The Hill Country of Texas offers some of the best Barbeque anywhere, and we don’t mean a hamburger with sauce on top. We’re talking slow smoked brisket, ribs, turkey, and sausage. There are several excellent places that serve this Texas delicacy. Food is big in Fredericksburg. Opa’s German sausage is made here, as well as Sunday House smoked meats. You’re also now in Blue Bell ice cream territory. Billed as the "Best ice cream in the country," any Texan will gladly take it over those highbrow brands. Go into the convenience store and buy a pint. As you waddle out of the restaurants, you can walk off some of your extra pounds with a journey down Main Street. Fredericksburg offers interesting shopping, including numerous art galleries and craft stores. If you need a new dulcimer, you can even pick one of those up.

From Kerrville, hop in the plane and head for Austin. The only convenient airport is Austin-Bergstrom, so you’ll get to mix it up with the big boys. Here you will find the Lyndon Johnson presidential library on the east side of the campus of the University of Texas. It blends in well with the University, so don’t be surprised if you have trouble finding it. You’ll find some of the same type of exhibits here you’ve already seen at the interpretive center and the ranch, but, like most of the presidential libraries, it’s worth a visit. There are some unique displays. The State Capital, located adjacent to the University of Texas campus, has a few historical displays from Texas’ past that would also be worth seeing while you’re that close.

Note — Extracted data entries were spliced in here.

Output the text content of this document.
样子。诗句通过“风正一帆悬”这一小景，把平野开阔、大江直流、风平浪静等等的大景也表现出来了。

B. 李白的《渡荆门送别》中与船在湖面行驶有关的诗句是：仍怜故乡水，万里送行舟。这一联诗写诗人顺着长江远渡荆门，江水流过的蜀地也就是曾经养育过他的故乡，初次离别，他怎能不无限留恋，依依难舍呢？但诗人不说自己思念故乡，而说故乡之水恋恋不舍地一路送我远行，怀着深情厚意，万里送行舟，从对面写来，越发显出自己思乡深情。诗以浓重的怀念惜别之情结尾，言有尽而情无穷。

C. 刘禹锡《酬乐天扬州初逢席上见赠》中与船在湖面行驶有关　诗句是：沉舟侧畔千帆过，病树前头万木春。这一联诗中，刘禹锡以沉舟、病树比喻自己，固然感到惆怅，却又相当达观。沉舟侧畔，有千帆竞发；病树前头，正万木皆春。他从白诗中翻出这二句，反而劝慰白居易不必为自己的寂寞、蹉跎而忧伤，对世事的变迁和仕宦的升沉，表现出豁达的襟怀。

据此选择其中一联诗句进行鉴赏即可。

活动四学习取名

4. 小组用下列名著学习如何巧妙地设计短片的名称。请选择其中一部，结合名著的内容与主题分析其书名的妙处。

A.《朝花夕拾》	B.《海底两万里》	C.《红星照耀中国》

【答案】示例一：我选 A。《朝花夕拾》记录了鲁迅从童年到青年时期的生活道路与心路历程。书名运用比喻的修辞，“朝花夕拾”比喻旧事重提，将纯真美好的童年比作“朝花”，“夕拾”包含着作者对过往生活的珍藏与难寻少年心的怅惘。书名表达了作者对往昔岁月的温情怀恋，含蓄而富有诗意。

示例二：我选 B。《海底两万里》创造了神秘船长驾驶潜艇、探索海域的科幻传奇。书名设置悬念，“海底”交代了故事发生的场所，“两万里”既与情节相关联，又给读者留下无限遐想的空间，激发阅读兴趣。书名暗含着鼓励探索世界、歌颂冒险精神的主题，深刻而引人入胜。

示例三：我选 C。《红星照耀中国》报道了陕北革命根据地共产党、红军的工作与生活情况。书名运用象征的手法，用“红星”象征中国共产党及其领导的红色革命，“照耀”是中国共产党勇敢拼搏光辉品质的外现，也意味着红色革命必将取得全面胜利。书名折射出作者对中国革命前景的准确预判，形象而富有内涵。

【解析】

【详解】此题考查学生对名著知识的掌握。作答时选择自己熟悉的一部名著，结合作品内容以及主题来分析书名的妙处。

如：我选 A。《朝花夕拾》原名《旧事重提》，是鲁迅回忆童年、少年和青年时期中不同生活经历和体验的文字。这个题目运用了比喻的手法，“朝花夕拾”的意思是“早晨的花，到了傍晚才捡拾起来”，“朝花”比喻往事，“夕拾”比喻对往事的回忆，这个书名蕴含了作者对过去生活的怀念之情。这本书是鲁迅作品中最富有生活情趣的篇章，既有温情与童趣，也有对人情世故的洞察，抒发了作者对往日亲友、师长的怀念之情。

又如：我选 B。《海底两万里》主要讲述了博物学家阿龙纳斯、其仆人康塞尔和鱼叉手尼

The final stop on our presidential tour will take you another hundred miles or so to the east, to College Station, home of Texas A&M University and the George Bush Presidential library. You’ll fly into Easterwood airport, where fuel is usually cheap, and if you’re landing to the south, the Bush library will be off your left wing on short final. Located about one half mile from the GA terminal, it is very convenient to the airport. In fact, if you didn’t mind a little hike, you could even walk. Courtesy cars are available sometimes, and most of the major rental car agencies are represented. Having visited most of the existing presidential libraries, the Bush museum is one of the most impressive. For aviation types, there’s a mockup of the cabin of Air Force One, and as you would expect, another TBM Avenger. There is also a section of the Berlin Wall on display. You might even get lucky and be there on a day when some famous world leader is there. Gorbachev, Tony Blair, and National Security Advisor Condoleezza Rice are just three of the people who have recently made their views known to College Station residents. It seems lately that any time someone has been to visit George W. at the Ranch, they have made their way to College Station to see the museum, and frequently make a speech while there. In addition, George Sr. has been known to visit fairly regularly, so you might even see the man himself.

Make sure you don’t visit College Station when there’s a football game in town, unless you have tickets for the game and a hotel reservation made a year in advance. Every hotel for a hundred miles around will be full, and with a minimum of 80,000 attending each game, many from out of town, even finding a place to eat can be a challenge. A famous watering hole is the Dixie Chicken, located across the street on the (sort of) north side of the campus. (The town is crooked, so exact directions are a problem). The food is acceptable, and the atmosphere unique. You can find bumper stickers throughout the southwest advertising the place. If you’re flying and imbibe in the real Dixie Chicken experience, you’ll probably need to spend an extra couple of days in College Station, since the Chicken is reported to sell more beer per square foot than any place in the world. Several other unique local restaurants, typical of what you find in most towns with 40,000+ college students, around are also available, among them Freebirds World Burrito and Blue Baker Sandwich shop.

You’re now only 30 minutes from Houston, depending on what you’re flying, so you might want to run over there and take in some of what that city has to offer, such the Johnson Space Center. If you make it to the Johnson Space Center, you’re just a short flight to Galveston and the Lone Star Flight Museum.